Wurden im U-Ausschuss des Bundestags bisher nur Ermittlungsakten angefordert, soll nun im März in einer ersten Anhörung Barbara John, Ombudsfrau der NSU-Opferangehörigen, sprechen. Anschließend sollen Experten über den Nachwende-Rechtsextremismus und über Sicherheitsstrukturen gegen rechte Straftaten referieren. Pau forderte die Berufung eines gesonderten Ermittlungsbeauftragten für den Ausschuss, der sich durch die NSU-Ermittlungsakten arbeiten soll. Allein die Bundesanwaltschaft verfüge über 2.500 Ordner, sagte Pau.
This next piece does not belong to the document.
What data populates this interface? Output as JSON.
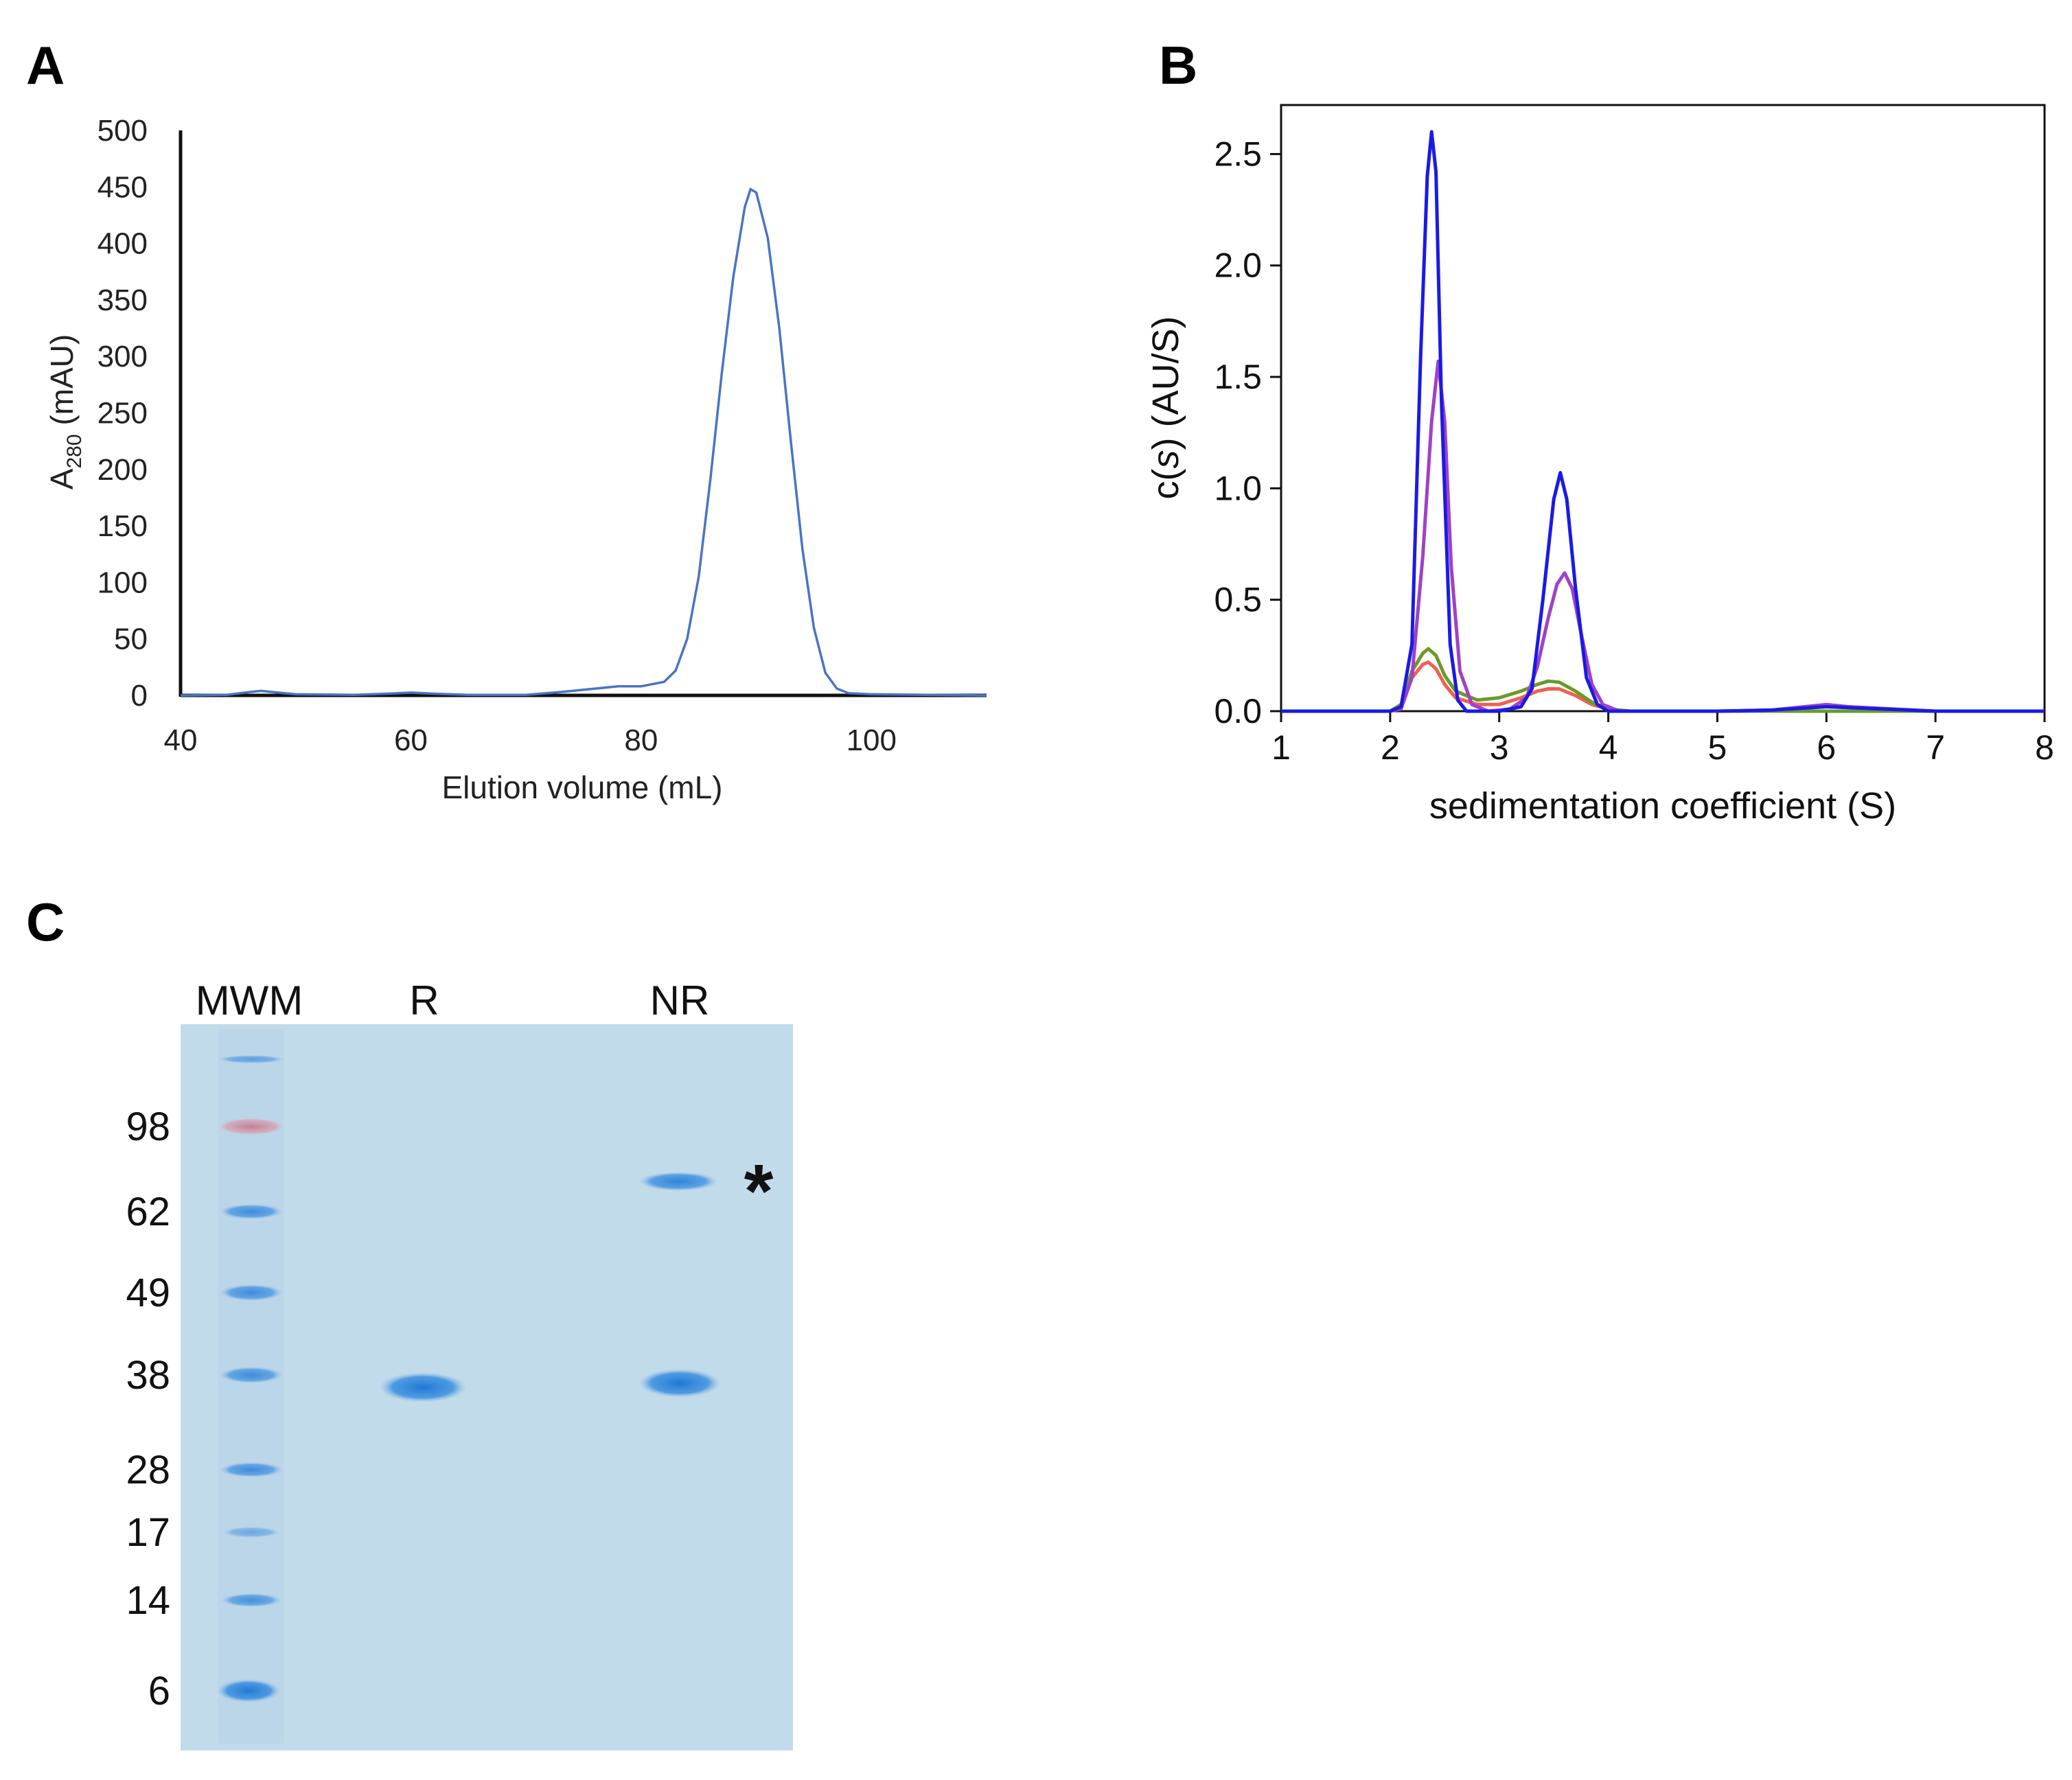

Am Donnerstag wird sich der Bundestags-Untersuchungsausschuss mit dem Thüringer NSU-Ausschuss in Berlin treffen, um zu besprechen, wie man sich in der Aufklärungsarbeit nicht ins Gehege kommt. Auch in Sachsen ist ein U-Ausschuss geplant. Heikel: Hier würde auch die NPD mit am Tisch sitzen. Pau sagte, sie wünsche sich „sogar noch mehr Ausschüsse“, etwa in Bayern. Dort hatte die NSU fünf ihrer zehn Morde verübt.
Bundesjustizministerin Sabine Leutheusser-Schnarrenberger (FDP) gab am Mittwoch im Rechtsausschuss des Bundestag bekannt, dass von den Angehörigen der Mordopfer sowie den Betroffenen der zwei Bombenanschläge der Rechtsterroristen in Köln bisher 61 Personen entschädigt wurden. Insgesamt seien 412.000 Euro ausgezahlt worden.